Le portier, le lecteur, l'exorciste et l'acolyte sont regroupés avec les lecteurs des psaumes dans une cérémonie unique 410 . Cette ordination collective est faite par l'évêque accompagné d'un archidiacre 411 . Cette cérémonie a lieu lors de la messe du samedi des quatre-temps à Saint-Pierre de Rome. Les ordinands sont présentés à l'évêque par l'archidiacre. Suit un dialogue entre les deux personnages : l'évêque demande à l'archidiacre d'examiner les connaissances et les bonnes mœurs des candidats. Leur intégrité assure en effet leur efficacité contre le démon (per quas diabolus procul pellatur).

Les conciles du Ve siècle avaient indiqué que le fait d'avoir été reconnu comme possédé, était un empêchement pour accéder à la cléricature. Le concile d'Elvire est le premier à signaler ce cas. Le concile d'Orange indique : qui a été possédé en public ne peut être admis dans le clergé, et ceux qui ont été ordonnés doivent être déposés par crainte du scandale.
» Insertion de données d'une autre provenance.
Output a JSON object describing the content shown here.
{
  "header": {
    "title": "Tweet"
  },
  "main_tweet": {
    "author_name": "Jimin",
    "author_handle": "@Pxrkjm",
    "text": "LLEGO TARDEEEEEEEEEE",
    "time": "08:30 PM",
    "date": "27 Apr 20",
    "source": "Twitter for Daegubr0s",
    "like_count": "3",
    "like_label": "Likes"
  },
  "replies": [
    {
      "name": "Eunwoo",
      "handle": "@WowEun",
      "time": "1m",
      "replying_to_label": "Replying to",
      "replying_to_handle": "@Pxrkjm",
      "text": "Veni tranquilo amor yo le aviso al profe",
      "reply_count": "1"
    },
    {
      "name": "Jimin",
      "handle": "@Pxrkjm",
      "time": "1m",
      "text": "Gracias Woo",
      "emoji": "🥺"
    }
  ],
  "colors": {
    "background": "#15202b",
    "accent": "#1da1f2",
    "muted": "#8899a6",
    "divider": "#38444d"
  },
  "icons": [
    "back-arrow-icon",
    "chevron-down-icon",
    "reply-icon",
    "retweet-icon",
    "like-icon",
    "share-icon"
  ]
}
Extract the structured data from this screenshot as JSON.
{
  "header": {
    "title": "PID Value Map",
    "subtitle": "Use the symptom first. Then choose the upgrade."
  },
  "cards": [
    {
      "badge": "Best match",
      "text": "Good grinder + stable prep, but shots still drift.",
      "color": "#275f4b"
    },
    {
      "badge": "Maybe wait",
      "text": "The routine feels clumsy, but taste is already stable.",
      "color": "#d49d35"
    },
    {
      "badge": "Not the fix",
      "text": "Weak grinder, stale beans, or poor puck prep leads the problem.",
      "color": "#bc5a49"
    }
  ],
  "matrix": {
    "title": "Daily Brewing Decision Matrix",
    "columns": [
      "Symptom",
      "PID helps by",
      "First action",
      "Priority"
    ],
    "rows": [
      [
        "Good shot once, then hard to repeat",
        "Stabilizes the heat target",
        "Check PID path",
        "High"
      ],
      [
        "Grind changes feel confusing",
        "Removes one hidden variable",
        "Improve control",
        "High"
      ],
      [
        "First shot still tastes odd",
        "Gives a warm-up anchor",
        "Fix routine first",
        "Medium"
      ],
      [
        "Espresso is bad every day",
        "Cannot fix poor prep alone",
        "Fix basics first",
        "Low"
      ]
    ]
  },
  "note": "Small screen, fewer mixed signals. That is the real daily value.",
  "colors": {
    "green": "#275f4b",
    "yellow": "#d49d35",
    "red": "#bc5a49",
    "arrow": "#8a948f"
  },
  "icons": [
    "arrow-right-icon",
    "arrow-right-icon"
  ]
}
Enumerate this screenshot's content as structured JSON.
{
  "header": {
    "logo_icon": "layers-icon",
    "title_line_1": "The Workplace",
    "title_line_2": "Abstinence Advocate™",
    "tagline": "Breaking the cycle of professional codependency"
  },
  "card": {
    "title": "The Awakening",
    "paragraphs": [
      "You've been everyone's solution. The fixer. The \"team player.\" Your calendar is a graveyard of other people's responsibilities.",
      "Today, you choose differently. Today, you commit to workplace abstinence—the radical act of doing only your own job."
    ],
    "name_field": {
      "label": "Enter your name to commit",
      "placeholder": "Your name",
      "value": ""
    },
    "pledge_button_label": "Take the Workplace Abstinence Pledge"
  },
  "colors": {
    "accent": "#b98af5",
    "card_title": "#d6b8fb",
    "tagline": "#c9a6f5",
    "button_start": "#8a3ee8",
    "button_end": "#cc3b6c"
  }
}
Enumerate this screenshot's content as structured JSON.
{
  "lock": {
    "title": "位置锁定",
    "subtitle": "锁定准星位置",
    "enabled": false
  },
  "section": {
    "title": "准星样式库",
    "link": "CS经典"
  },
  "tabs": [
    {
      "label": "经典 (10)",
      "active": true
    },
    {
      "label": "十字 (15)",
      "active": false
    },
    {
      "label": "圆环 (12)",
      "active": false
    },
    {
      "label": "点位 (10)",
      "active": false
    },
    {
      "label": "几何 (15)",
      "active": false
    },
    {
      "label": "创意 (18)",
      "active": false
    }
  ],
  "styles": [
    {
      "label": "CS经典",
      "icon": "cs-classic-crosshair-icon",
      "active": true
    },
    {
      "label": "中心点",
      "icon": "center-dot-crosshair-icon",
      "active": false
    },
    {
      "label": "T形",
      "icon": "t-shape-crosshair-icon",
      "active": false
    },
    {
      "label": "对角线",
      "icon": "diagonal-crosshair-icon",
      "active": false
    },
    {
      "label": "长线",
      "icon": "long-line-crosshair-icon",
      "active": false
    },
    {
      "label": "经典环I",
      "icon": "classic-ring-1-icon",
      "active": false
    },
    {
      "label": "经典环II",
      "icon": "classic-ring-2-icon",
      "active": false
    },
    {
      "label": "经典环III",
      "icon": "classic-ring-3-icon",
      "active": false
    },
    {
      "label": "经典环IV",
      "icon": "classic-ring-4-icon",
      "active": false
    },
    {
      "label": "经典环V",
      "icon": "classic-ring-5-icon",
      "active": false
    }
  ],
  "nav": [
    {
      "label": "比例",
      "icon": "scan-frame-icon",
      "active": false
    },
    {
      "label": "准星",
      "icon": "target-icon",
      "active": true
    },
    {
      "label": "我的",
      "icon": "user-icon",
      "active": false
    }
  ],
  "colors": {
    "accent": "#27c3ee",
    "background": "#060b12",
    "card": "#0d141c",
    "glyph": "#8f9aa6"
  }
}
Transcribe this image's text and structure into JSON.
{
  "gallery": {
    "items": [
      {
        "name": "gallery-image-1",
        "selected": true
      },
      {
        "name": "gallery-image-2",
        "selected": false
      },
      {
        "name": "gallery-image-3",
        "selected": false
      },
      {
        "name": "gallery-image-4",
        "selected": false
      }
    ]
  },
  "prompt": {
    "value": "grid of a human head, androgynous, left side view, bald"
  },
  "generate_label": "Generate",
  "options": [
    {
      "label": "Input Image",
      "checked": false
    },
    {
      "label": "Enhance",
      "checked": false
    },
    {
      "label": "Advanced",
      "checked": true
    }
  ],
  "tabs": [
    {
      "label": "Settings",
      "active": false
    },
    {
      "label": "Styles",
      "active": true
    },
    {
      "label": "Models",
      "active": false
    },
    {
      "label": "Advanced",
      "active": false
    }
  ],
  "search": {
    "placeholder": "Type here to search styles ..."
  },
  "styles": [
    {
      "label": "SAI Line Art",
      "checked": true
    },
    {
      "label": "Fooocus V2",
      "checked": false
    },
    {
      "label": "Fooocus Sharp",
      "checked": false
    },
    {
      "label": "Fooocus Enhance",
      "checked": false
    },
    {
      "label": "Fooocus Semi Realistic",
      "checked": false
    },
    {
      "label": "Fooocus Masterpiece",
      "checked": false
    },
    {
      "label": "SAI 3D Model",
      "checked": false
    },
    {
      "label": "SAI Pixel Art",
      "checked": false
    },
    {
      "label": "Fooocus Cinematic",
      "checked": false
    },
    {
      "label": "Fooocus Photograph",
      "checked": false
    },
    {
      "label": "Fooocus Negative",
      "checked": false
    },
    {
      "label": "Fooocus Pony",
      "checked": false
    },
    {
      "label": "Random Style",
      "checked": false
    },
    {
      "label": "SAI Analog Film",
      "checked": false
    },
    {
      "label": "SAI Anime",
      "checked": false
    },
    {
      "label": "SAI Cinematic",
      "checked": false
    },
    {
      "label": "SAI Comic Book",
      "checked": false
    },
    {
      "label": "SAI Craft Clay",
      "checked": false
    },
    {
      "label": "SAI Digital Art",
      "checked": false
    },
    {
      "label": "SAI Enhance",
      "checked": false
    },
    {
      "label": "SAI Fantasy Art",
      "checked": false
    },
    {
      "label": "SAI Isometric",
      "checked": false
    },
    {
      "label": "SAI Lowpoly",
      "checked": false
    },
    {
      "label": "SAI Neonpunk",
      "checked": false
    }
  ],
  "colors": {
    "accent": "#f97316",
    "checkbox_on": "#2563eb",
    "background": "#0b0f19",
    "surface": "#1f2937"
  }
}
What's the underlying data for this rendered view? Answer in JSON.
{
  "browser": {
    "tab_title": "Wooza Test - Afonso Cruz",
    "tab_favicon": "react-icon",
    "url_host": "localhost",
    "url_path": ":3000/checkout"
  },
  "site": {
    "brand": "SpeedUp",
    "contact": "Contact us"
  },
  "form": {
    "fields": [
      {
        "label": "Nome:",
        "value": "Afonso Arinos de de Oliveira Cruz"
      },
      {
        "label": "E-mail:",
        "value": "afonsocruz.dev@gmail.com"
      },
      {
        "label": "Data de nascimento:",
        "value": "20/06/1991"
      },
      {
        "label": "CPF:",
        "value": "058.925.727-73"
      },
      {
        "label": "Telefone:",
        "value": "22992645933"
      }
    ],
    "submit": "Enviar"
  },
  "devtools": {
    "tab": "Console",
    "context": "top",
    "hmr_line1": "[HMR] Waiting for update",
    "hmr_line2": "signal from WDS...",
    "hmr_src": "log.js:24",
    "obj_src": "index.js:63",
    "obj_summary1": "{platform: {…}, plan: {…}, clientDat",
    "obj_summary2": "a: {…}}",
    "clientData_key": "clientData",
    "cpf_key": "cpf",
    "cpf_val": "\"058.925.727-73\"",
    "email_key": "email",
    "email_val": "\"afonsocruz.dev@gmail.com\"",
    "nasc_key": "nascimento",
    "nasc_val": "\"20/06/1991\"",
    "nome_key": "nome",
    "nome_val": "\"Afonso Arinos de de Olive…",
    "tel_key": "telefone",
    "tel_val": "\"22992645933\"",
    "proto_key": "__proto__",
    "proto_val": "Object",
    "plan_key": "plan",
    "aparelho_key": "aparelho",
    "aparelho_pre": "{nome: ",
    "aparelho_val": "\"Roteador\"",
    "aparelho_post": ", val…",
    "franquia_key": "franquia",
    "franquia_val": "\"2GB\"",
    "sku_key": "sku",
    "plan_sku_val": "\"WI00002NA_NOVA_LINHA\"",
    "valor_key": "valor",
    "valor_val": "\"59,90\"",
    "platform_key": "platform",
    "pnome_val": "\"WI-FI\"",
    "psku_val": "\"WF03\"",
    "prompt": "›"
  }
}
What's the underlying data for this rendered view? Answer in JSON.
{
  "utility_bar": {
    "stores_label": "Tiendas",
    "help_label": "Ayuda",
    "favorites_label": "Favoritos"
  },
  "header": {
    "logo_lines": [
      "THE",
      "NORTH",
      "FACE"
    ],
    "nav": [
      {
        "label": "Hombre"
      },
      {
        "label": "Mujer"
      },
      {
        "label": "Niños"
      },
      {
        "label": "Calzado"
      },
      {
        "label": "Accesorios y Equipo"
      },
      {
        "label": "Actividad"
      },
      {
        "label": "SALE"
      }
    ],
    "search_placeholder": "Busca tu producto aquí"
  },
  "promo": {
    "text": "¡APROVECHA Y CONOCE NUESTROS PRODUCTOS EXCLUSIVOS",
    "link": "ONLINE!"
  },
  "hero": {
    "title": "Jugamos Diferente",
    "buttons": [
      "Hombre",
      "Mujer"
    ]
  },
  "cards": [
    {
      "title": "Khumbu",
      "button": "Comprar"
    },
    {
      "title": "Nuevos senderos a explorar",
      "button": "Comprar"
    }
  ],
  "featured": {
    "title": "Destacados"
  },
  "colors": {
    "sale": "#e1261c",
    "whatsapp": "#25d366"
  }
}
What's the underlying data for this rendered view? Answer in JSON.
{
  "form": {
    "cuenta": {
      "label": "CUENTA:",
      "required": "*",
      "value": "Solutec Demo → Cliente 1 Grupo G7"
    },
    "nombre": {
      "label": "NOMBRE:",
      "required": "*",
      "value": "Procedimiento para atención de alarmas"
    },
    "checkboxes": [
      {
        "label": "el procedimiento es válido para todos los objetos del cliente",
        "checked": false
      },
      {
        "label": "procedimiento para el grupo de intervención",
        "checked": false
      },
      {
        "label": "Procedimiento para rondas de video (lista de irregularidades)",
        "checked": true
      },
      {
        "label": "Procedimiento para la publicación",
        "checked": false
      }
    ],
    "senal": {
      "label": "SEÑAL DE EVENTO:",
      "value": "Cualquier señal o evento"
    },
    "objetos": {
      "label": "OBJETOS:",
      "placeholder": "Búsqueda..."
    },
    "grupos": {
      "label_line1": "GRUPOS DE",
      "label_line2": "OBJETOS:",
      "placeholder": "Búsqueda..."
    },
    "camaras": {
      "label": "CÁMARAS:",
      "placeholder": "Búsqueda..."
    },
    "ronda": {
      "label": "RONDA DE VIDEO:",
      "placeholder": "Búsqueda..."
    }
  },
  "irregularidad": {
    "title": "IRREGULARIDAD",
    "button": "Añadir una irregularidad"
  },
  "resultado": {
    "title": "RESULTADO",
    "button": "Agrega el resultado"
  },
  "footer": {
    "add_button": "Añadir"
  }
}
A l'époque mérovingienne, l'interdit est réitéré, même s'il existe des exceptions. Dans les miracles de saint Martin, Grégoire de Tours mentionne l'ordination presbytérale d'un épileptique originaire de Bayeux, cet homme avait été guéri au tombeau de saint Martin à Tours et avait fait vœu d'y revenir chaque année en pèlerinage. Plus tard entré dans un monastère, il est tonsuré et ordonné prêtre mais, ayant négligé de remplir son vœu, il est à nouveau en proie aux attaques du démon 412 . Un document des VIIIe-IXe siècles, un pénitentiel de saint Hubert, dans les Ardennes, spécifie que si un clerc a été tourmenté par le démon, il doit être éloigné des ordres sacrés et ne pourra s'en rapprocher qu'une fois guéri. L'empire sur les démons ne peut être contrôlé que par un être pur de toute atteinte diabolique 413 .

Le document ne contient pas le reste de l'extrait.